Yapılan basın açıklamasında şu ifadelere yer verildi:
“İlimiz Akçaşehir Kasabası’nda müdür yardımcısı olarak görev yapmakta olan arkadaşımız okulunda öğrenci velileri tarafından darp edilmiş, küfür ve hakarete uğramış ve tehdit edilmiştir.
Eğitim toplumların gelişimi ve bireylerin geleceğe hazırlanması açısından en kritik unsurlardan biridir. Öğretmenlerimiz, bilgi ve birikimlerini öğrencilerine aktararak onların hem akademik hem de kişisel gelişimlerine katkıda bulunurlar. Ancak son zamanlarda artan şiddet olayları, bu kutsal görevi yerine getiren öğretmenlerimizi hedef almaktadır. Şiddet, eğitim–öğretim süreçlerini olumsuz etkileyerek, öğrencilerin ve öğretmenlerin güvenliğini tehlikeye atmaktadır.Bu durum eğitim kalitesin düşürmekle kalmayıp toplumsal huzuru da bozmaktadır.
Toplum olarak hayatımızın her aşamasında evde, sokakta, iş yerlerinde her gün karşı karşıya kaldığımız şiddet olgusunun uzun süredir okullarımızı da sarmalamış olması çok sayıda meslektaşımızın şiddetin hedefi haline gelmesine neden olmaktadır. Öncelikle kabul etmek gerekir ki okullarımızın sık sık şiddet haberleriyle gündeme gelmesinde başta Milli Eğitim Bakanlığı (MEB) olmak üzere tüm yetkililerin, hatta toplumun tüm kesimlerinin sorumluluğu vardır. Toplum olarak hayatımızın her aşamasında yer alan şiddet olgusu, eğitim kurumlarını, okullarımızı ve öğretmenlerimizi de hedef almış durumdadır.

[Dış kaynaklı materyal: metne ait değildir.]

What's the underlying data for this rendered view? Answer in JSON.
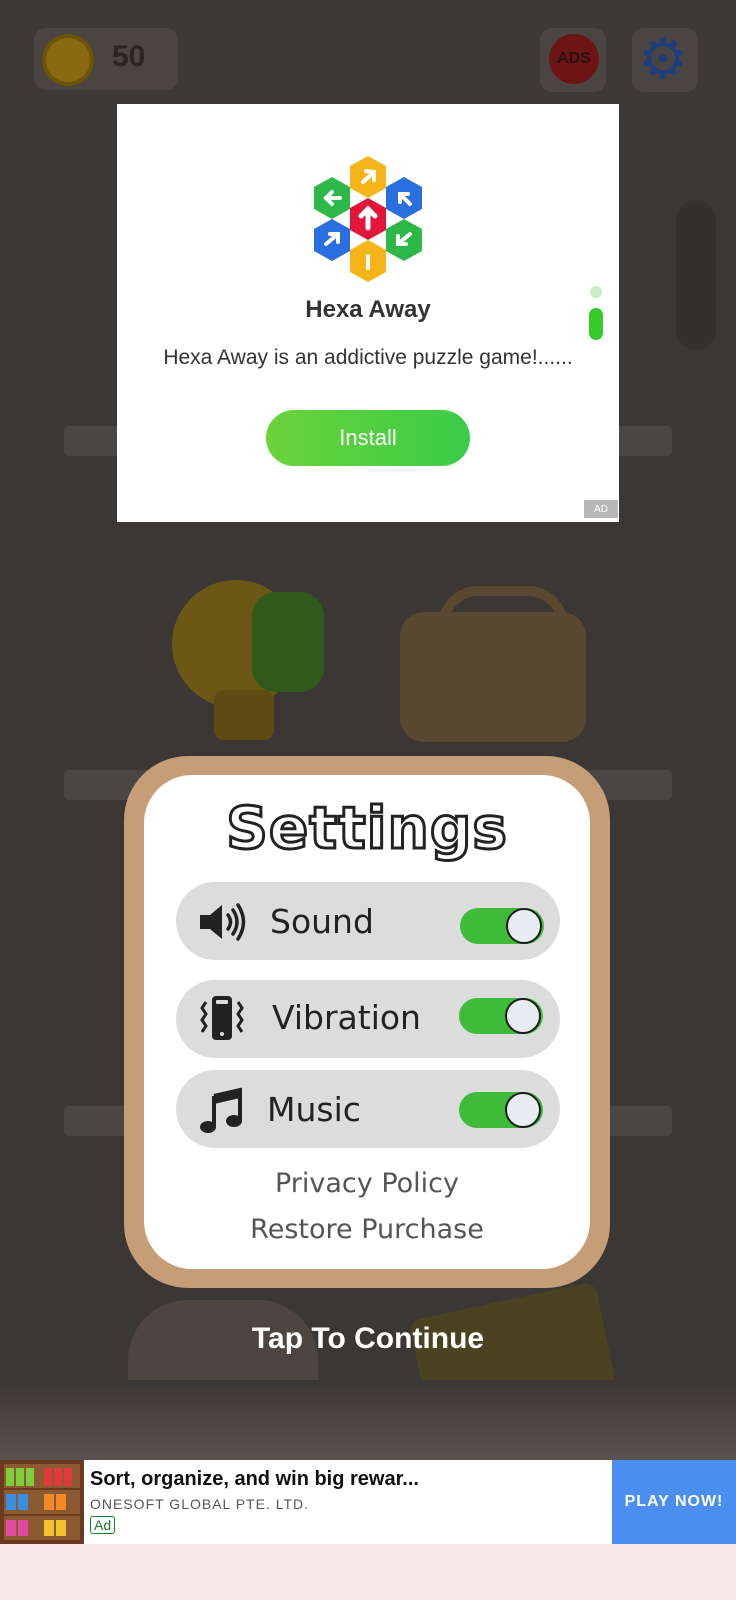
{
  "hud": {
    "coin_count": "50",
    "noads_label": "ADS"
  },
  "ad_popup": {
    "app_title": "Hexa Away",
    "description": "Hexa Away is an addictive puzzle game!......",
    "install_label": "Install",
    "ad_badge": "AD"
  },
  "settings": {
    "title": "Settings",
    "rows": [
      {
        "label": "Sound",
        "icon": "speaker-icon",
        "enabled": true
      },
      {
        "label": "Vibration",
        "icon": "vibration-icon",
        "enabled": true
      },
      {
        "label": "Music",
        "icon": "music-note-icon",
        "enabled": true
      }
    ],
    "privacy_label": "Privacy Policy",
    "restore_label": "Restore Purchase"
  },
  "tap_to_continue": "Tap To Continue",
  "banner": {
    "title": "Sort, organize, and win big rewar...",
    "publisher": "ONESOFT GLOBAL PTE. LTD.",
    "ad_tag": "Ad",
    "cta": "PLAY NOW!"
  },
  "colors": {
    "toggle_on": "#3fbb3a",
    "install_green": "#39cc48",
    "frame_tan": "#c59e78",
    "cta_blue": "#4a8ff0"
  }
}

Bugün bir öğretmen arkadaşımızın saldırıya uğramasına sebep olan ne basit bir öfke krizi, ne failin öğrenci ya da veli oluşu, ne de başka bir özel sebep ile ilgilidir. Öğretmenlerin itibarsızlaştırılması, CİMER uygulamasının velilerin elinde bir sopaya dönüştürülmesi, MEB’in eğitimde yaşanan sorunlara çözüm üretmek yerine öğretmenleri ve idarecileri veli/öğrenci karşısında tek muhatap olarak bırakması, bugün yaşananlara zemin oluşturmuştur.
Okullarda yaşanan şiddetin ve eğitim emekçilerine yönelik saldırıların önlenebilmesi, öncelikle her fırsatta eğitim emekçilerini hedef haline getiren CİMER uygulamasına son verilmesi ,asılsız iddialara karşı cezaların verilmesi gerekmektedir. Türkiye’nin her yerinde eğitim kurumlarında birbirine benzer şekillerde eğitim emekçilerini hedef alan şiddet olaylarının yaşanması, şiddetin arkasındaki nedenlerin ortaya çıkarılmasını, eğitim kurumlarında eğitim emekçilerinin can güvenliğinin sağlanmasını gerektirmektedir. Okulda şiddet olaylarının son bulması için MEB’i acilen harekete geçmeye ve önlem almaya çağırıyoruz.
Öğretmenlerimiz toplumumuzun en değerli varlıklarıdır ve onlara yönelik her türlü şiddet eylemi, hepimizi derinden yaralamaktadır. Eğitim camiası olarak öğretmenlerimize sahip çıkmalı ve onların huzur içinde çalışmalarını sağlamak için elimizden geleni yapmalıyız. Unutmayalım ki, öğretmenlerimiz ne kadar güvende ve mutlu olursa, eğitim sistemimizde o kadar güçlü ve başarılı olacaktır.
Eğitim emekçilerinin, başta MEB olmak üzere eğitim sendikalarının ve tüm toplum kesimlerinin desteğini hissetmeye ihtiyaçları vardır. Eğitim kurumlarının tümünde, şiddetle mücadele etmek için alınması gereken somut önlemleri, ne yapılacağını ve nasıl önleneceğini gösteren bir eylem planı olmalıdır.
Eğitim emekçilerine yönelik şiddet konusunda başta bakanlık ve eğitim sendikaları olmak üzere, tüm demokratik kamuoyunu duyarlı olmaya ve birlikte mücadele etmeye çağırıyoruz.
Saldırıya maruz kalan öğretmenimizin başta olmak üzere tüm meslektaşlarımıza ve eğitim camiasına geçmiş olsun dileklerimizi iletiyor, okullarda yaşanan şiddetin sona ermesini ve can güvenliğimizin sağlanmasını talep ediyoruz.”